Before, I used to gloss it over, and didn’t really clue in. But, as I’ve become more self-aware, I’ve noticed that I too do this sort of thing to work colleagues. I do it when I don’t really want a close friendship, but don’t want to be rude to someone who I like working with. This led to the embarrassing realization that this colleaugue is doing the same with me! How awful! I’m THAT hanger-on, who can’t take a hint! That this person is the same way with others is only a small consolation.

What about my complaints against my corporation that they unfairly promote people who don’t deserve it simply because they’ve been there a long time. This is totally hypocritical, since I too have a long-timer on my team, and am wondering how to keep him happy. I too am being wishy-washy about giving opportunities to someone who is newer, but possibly more qualified. I don’t want to rock the boat, and neither do the senior leadership at my company.

So, if there is such a downside to awareness, why pursue it? Maybe ignorance is bliss?

Seeing myself clearly allows me to forgive others for the same qualities I can see in myself. Martha Beck blogs about this in Mirror, Mirror: The Power Of Perseveration where she gives a neat-o exercise in which you write down your complaints about another person, and use it to reflect, like a mirror, on which of these qualities you possess.

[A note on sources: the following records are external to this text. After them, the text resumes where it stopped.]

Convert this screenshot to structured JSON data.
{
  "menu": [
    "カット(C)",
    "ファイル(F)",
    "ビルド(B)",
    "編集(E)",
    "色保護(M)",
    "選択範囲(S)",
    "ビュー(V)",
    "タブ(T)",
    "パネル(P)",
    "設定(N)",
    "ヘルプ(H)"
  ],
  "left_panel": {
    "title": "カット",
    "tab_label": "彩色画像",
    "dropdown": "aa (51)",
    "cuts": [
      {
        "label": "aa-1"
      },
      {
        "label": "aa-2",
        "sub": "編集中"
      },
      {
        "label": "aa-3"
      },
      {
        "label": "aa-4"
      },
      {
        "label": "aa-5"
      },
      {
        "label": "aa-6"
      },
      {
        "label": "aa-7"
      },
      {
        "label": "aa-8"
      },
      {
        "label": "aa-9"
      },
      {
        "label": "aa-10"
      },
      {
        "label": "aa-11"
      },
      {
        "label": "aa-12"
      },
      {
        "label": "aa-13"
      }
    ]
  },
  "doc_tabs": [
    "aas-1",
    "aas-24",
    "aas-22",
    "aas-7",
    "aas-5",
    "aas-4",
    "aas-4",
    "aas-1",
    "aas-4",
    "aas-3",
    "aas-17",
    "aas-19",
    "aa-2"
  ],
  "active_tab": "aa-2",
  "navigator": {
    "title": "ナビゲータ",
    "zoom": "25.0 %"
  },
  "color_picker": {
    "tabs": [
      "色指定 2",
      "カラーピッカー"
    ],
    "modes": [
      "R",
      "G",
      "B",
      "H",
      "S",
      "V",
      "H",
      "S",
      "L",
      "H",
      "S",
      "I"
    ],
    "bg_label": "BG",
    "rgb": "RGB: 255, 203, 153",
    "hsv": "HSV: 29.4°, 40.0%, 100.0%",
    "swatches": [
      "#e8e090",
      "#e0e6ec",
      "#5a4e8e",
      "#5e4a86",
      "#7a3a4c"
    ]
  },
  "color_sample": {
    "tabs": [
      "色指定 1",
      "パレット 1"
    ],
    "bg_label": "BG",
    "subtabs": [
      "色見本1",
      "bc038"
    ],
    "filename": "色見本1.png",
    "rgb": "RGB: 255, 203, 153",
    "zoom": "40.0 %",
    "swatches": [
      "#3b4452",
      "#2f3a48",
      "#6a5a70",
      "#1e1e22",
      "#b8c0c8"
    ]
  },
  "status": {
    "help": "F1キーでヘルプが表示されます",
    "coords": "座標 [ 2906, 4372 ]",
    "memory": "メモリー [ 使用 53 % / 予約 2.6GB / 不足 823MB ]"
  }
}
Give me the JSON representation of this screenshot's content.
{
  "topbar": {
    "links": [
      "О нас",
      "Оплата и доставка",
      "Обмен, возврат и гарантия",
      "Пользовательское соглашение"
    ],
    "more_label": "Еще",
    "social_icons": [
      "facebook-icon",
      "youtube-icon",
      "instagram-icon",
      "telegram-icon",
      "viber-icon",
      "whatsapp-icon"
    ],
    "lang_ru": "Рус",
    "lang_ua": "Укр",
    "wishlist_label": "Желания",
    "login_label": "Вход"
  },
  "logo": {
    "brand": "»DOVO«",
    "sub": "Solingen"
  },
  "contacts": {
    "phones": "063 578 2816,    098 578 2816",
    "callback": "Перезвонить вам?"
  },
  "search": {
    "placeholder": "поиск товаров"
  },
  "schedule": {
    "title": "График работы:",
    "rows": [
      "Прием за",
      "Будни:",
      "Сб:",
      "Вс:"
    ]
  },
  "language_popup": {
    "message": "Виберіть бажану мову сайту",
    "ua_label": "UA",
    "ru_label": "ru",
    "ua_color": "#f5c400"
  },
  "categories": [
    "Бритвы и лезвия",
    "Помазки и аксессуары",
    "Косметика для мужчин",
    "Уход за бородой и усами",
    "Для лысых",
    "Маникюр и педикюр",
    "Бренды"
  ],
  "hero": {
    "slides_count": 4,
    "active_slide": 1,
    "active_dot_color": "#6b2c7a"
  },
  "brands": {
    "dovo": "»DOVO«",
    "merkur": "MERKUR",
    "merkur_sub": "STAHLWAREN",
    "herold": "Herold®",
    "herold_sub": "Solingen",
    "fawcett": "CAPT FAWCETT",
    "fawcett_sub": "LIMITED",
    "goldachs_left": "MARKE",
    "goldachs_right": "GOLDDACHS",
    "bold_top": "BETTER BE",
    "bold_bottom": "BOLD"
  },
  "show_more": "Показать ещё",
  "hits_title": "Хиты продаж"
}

Seeing yourself honestly does much of the same. I can hardly fault another for the same tactics I regularly use. Realizing this allows me to let go of being judgemental of others, and accept them as they are. Forgiving yourself for your flaws, and learning to love yourself is truly the key to loving another imperfect being. Some people claim they can hate themselves, but love others. This can’t be further from the truth. That which you find unacceptable in yourself, you will also make others wrong for doing. It’s only in recognizing your own human tendencies that you can give up judging others.

And, in forgiving myself and others, I re-enter into peace. Which truly is worth the trouble!